Thou Shalt Have No Other School System Before Me

Oral arguments played out last week in a school-choice showdown of national significance. The Florida Supreme Court heard the case of Bush v. Holmes, in which attorneys for Gov. Jeb Bush appealed a lower court ruling striking down the state’s "A+" voucher program.

Having followed such cases for more than a decade, I initially planned to comment on the legal niceties of the arguments and to prognosticate about the case’s likely outcome. But then I came across this brief exchange between an unnamed supreme court justice[1] and John West, the attorney representing voucher opponents:

Unnamed justice: "You would agree, would you not, that whether (voucher schools) have been an overwhelming success or an utter failure, is, really, irrelevant to whether the program is constitutional."
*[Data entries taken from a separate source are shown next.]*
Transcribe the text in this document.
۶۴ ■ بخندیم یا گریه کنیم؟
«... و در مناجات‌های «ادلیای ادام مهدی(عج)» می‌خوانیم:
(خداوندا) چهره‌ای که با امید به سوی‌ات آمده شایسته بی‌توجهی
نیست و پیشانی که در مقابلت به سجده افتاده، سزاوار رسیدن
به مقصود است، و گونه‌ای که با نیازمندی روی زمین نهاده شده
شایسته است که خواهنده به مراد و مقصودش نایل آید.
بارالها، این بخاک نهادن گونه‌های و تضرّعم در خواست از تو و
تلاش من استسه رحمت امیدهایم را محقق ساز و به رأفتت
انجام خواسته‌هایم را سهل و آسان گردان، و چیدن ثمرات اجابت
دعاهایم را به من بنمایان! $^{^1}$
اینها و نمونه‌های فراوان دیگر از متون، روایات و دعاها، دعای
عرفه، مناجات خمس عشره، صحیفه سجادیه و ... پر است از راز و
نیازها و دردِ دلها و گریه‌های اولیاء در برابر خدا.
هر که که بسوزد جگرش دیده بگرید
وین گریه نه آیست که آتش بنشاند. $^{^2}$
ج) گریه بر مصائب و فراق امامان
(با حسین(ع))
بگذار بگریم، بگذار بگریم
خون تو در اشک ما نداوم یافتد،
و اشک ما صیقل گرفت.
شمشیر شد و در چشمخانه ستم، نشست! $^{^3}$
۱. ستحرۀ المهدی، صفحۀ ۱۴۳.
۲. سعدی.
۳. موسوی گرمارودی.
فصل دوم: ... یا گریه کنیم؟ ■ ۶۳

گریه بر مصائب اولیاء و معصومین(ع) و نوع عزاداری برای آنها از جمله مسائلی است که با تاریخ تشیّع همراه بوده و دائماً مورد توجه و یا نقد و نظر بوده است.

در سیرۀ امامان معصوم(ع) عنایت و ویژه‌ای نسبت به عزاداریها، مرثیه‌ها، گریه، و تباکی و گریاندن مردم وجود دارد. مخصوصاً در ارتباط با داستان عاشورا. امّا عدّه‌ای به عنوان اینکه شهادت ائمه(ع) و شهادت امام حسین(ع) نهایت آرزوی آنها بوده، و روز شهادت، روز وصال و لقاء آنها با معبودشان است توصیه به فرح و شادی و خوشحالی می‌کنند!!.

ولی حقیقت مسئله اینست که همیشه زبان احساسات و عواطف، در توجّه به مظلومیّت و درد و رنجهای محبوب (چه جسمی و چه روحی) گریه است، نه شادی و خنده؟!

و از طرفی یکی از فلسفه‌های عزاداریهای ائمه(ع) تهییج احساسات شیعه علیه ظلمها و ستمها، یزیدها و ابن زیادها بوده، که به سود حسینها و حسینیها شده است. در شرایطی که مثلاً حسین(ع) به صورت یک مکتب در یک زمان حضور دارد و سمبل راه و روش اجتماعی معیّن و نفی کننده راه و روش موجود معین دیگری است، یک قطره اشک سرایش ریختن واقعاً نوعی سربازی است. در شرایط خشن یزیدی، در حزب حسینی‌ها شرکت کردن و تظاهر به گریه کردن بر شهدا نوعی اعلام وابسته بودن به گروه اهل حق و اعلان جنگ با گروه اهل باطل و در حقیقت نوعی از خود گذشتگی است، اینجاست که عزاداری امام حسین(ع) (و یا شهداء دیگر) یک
John West: "Absolutely, your honor. Absolutely."

Legally speaking, they’re completely right. In this case, as in similar cases in other states, the educational fate of future generations hangs on legal questions entirely unrelated to educational quality.

This unfortunate outcome is not entirely avoidable. Some school-choice lawsuits have hinged exclusively on avoiding state sponsorship of religion, one of the most fundamental principles in American law. But issues of religious entanglement played only a supporting role in Bush v. Holmes. The question that most captivated the justices’ attention was quite different: Does the Florida Legislature have the right to supplement or modify the constitutionally required public school system?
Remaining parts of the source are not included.